Mayor of Quincy, Massachusetts
- In office 1889–1890
- Preceded by: Office created
- Succeeded by: Henry O. Fairbanks

Personal details
- Born: April 3, 1843 Weymouth, Massachusetts
- Died: August 10, 1911 (aged 68) Quincy, Massachusetts
- Party: Republican

= Charles H. Porter (mayor) =

American politician

Charles Hunt Porter (1843–1911) was an American businessman and politician who served as the first mayor of Quincy, Massachusetts.

==Early life==
Porter was born on April 3, 1843, in Weymouth, Massachusetts. When he was six weeks old his family moved to Quincy, Massachusetts, where he resided for the remainder of his life. He attended grammar and high school in Quincy and engaged in the insurance business until July 1, 1862, when he enlisted in the Union Army. Porter served in the 39th Massachusetts Regiment for three years during the American Civil War. He mustered out as a captain, but was later given an honorary commission as a lieutenant colonel.

==Business career==
Upon his return from the war, Porter returned to the insurance business with W. Porter & Co. He later became a partner of the firm. He also served as a director of the Quincy Mutual Fire Insurance Co., a trustee of the Quincy Savings Bank, and director/president of the Quincy Water Co.

Porter was the president of the Boston Red Stockings of the National League from through . During his tenure as president, the club made a tour of England. In 1900, Porter was part of a group that attempted to secure a Boston franchise in the new American League. Porter negotiated a deal for the club to play in Charles River Park in Cambridge, Massachusetts, and had selected a person to manage the affairs of the team, but his group backed out after the league's backers met with a rival group. Boston would join the American League in 1901 when Cleveland businessman Charles Somers formed what would become the Boston Red Sox.

Porter was a member of the Adams Academy's board of management from the school's organization in 1871 until 1888.

==Political career==
Porter was a member of the Quincy board of selectmen from 1879 to 1880. From 1881 to 1882 he represented Quincy and Weymouth in the Massachusetts House of Representatives.

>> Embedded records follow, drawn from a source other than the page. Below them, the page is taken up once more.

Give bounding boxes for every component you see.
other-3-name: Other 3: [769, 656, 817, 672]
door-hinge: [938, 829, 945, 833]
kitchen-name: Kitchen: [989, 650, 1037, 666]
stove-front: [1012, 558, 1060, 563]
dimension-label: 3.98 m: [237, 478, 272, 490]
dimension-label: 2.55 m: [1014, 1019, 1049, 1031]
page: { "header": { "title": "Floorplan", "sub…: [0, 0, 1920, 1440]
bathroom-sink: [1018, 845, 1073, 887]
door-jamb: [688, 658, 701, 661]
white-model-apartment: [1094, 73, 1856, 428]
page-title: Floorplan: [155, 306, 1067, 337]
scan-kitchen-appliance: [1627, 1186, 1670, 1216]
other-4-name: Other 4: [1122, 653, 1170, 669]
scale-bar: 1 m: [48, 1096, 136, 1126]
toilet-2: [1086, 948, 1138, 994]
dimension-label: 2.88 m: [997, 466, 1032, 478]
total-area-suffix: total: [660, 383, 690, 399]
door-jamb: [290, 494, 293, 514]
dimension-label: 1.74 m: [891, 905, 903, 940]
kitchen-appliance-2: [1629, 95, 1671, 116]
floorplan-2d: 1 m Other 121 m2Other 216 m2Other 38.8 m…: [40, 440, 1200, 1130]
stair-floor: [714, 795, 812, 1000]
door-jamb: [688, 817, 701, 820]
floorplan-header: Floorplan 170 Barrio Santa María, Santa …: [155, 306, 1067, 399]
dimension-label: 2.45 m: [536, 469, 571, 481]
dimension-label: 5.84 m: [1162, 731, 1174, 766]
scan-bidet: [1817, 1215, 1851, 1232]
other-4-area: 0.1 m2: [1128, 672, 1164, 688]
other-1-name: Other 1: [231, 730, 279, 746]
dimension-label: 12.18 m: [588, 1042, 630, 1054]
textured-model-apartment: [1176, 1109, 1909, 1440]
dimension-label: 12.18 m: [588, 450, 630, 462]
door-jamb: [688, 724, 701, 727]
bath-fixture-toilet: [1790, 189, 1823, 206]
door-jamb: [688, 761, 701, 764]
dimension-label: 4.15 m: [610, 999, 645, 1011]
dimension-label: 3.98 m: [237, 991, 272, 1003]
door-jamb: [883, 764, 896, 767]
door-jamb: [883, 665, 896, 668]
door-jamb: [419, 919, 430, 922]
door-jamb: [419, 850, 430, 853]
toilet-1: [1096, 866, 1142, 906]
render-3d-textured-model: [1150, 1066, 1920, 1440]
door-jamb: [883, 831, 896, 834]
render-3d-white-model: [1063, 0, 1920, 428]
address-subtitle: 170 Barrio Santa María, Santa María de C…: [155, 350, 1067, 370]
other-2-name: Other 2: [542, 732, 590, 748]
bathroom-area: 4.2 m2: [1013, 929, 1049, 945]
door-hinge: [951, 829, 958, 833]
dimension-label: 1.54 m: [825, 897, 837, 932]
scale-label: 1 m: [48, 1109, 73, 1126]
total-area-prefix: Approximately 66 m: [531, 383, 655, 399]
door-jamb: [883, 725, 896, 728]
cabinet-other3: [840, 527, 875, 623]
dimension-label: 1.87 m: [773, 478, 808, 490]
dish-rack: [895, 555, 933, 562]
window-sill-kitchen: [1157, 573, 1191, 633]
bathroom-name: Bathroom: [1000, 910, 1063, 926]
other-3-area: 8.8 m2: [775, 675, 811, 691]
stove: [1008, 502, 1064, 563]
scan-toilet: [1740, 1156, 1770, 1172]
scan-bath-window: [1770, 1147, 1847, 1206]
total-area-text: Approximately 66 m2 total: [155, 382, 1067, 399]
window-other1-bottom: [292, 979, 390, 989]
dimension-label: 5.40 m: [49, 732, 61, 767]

In 1888, Porter was elected Mayor of Quincy in the city's first mayoral election. Porter also served on Quincy's school committee for seven years and was a member of the inaugural Quincy's park commission.

Porter served a member of the state board of health during the governorships of Roger Wolcott and Curtis Guild Jr. In 1899 he was appointed to the state civil service commission. In 1910 he was appointed by Governor Eben Sumner Draper to serve on a commission that investigated and reported on the care of tuberculosis patients.

==Illness and death==
Porter underwent an operation in the spring of 1910. His health declined afterwards and he died on August 10, 1911, at his home in Quincy.